Foto: Reuters/John Kolesidis

Berlin - Eigentlich hat Wolfgang Schäuble gar nichts Neues gesagt. Diesen Eindruck bemühten sowohl Regierungssprecher Steffen Seibert als auch Schäubles Sprecher Martin Kotthaus am Mittwoch in Berlin zu verbreiten.

Im Kabinett seien etwaige Hilfen für Griechenland gar kein Thema gewesen, so Seibert, denn: "Da gibt es nichts Neues." Da das zweite Hilfsprogramm für Athen noch bis Ende 2014 laufe, gebe es jetzt gar keinen Anlass, über Änderungen nachzudenken. Und Kotthaus betonte, Schäubles Aussage liege voll auf seiner bisherigen Linie.

Genützt haben die Beteuerungen wenig, Schäubles Aussagen bei einer Wahlkampfveranstaltung in Schleswig-Holstein sind das Gesprächsthema in Berlin. "Es wird in Griechenland noch einmal ein Programm geben müssen", hatte der Finanzminister dort am Dienstag erklärt.

Viereinhalb Wochen vor der deutschen Bundestagswahl elektrisiert dies die deutsche Opposition, zumal auch EU-Wirtschafts- und Währungskommissar Olli Rehn ein drittes Hilfsprogramm für Griechenland nicht mehr ausschließt. In der finnischen Tageszeitung Helsingin Sanomat erklärt er, die Troika aus EU-Kommission, Europäischer Zentralbank (EZB) und Internationalem Währungsfonds (IWF) solle im Herbst eine Entscheidung treffen.

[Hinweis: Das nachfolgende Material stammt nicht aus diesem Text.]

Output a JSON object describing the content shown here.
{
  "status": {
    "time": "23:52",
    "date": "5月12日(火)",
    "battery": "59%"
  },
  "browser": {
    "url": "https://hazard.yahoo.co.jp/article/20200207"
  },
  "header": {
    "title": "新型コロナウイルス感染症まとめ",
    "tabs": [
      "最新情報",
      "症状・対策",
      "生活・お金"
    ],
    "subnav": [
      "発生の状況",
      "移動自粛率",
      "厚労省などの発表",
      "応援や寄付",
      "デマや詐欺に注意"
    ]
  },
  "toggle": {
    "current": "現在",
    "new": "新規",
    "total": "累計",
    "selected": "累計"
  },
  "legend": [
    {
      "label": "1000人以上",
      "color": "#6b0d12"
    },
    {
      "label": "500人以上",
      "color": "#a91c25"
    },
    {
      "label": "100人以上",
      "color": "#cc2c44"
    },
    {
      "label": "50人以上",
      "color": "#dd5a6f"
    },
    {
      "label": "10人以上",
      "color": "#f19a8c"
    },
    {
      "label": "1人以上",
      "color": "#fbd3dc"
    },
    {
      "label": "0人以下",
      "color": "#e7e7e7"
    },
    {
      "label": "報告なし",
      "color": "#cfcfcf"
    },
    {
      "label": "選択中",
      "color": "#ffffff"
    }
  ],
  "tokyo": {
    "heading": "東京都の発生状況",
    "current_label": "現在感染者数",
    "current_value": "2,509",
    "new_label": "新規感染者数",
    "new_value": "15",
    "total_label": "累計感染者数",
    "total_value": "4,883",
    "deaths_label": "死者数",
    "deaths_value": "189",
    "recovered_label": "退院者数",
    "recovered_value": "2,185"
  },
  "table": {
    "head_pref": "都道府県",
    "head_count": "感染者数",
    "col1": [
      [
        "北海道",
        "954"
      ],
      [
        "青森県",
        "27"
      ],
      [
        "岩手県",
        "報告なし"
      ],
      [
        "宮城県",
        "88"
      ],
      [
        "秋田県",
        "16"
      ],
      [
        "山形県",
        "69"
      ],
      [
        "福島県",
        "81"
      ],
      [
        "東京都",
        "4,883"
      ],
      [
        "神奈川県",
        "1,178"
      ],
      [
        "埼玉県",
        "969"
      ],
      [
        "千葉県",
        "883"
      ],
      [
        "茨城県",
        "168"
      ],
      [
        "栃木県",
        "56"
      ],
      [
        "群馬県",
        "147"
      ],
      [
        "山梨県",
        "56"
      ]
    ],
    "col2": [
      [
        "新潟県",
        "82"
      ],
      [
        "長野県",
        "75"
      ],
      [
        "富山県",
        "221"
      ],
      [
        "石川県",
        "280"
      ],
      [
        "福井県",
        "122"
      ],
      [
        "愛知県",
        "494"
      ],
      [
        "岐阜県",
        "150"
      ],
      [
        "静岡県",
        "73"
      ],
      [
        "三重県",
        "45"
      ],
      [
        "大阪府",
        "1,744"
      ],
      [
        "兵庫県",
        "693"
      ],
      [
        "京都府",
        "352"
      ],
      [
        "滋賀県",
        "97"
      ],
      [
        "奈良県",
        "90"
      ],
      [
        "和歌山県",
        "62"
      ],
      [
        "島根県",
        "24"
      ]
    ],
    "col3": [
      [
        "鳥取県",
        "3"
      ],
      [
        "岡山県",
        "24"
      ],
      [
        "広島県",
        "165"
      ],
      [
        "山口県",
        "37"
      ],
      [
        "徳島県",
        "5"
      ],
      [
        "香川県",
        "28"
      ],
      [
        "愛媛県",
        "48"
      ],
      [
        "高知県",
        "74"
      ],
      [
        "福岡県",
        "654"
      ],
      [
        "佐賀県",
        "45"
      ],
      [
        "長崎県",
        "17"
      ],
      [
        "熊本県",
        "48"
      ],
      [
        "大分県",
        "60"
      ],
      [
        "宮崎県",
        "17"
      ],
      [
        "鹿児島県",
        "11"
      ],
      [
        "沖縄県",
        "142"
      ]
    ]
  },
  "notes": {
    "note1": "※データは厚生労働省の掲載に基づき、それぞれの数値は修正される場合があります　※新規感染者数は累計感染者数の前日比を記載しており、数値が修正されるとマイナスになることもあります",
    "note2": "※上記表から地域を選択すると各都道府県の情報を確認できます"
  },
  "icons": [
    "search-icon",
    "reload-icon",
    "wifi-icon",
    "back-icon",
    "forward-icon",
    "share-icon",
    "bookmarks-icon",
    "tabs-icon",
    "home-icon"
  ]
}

Wie Schäuble spricht auch er nicht von einem Schuldenschnitt. "Die Schuldentragfähigkeit könnte beispielsweise durch eine Verlängerung der Kreditlaufzeit verbessert werden", erklärt Rehn. Schäuble hatte als mögliches Element in einem dritten Griechenlandprogramm die weitere Senkung der Kreditzinsen, die das Land zu zahlen hat, genannt.

SPD-Chef Sigmar Gabriel fordert von der Kanzlerin nun genaue Auskünfte über mögliche deutsche Zahlungen: "Wolfgang Schäuble spricht aus, was die Kanzlerin der Bevölkerung verheimlichen will: Griechenland wird weitere Hilfen - in welcher Form auch immer - beantragen. Frau Merkel muss den Deutschen endlich reinen Wein einschenken, und zwar vor der Wahl."

Merkel stellte in einem Interview mit Sat.1 nicht in Abrede, dass es zu neuen Hilfen kommen könnte. Sie betonte aber: "Welche Summen gegebenenfalls notwendig sind, kann ich heute nicht sagen." Dies sei erst Mitte des Jahres 2014 möglich. Einen Schuldenschnitt schloss auch sie aus.

Altkanzler Gerhard Schröder warf Merkel bei einer Wahlkampfveranstaltung ebenfalls vor, den Deutschen nicht die Wahrheit über die Kosten der europäischen Schuldenhilfe zu sagen: "Mit Vertuschen und Verschleiern gewinnt man kein Vertrauen des Volkes, sondern nur mit Klartext." Und SPD-Kanzlerkandidat Peer Steinbrück erinnerte daran, dass Merkel 2010 noch erklärt hatte, sie werde "keinen Cent" für Griechenland geben.

Erklärung im Bundestag

Linkenchef Bernd Riexinger fordert eine Regierungserklärung im Bundestag und sagt: "Ich kann mir kein drittes Hilfspaket vorstellen, bevor nicht die griechischen Millionäre eine 50-prozentige Solidarabgabe geleistet haben."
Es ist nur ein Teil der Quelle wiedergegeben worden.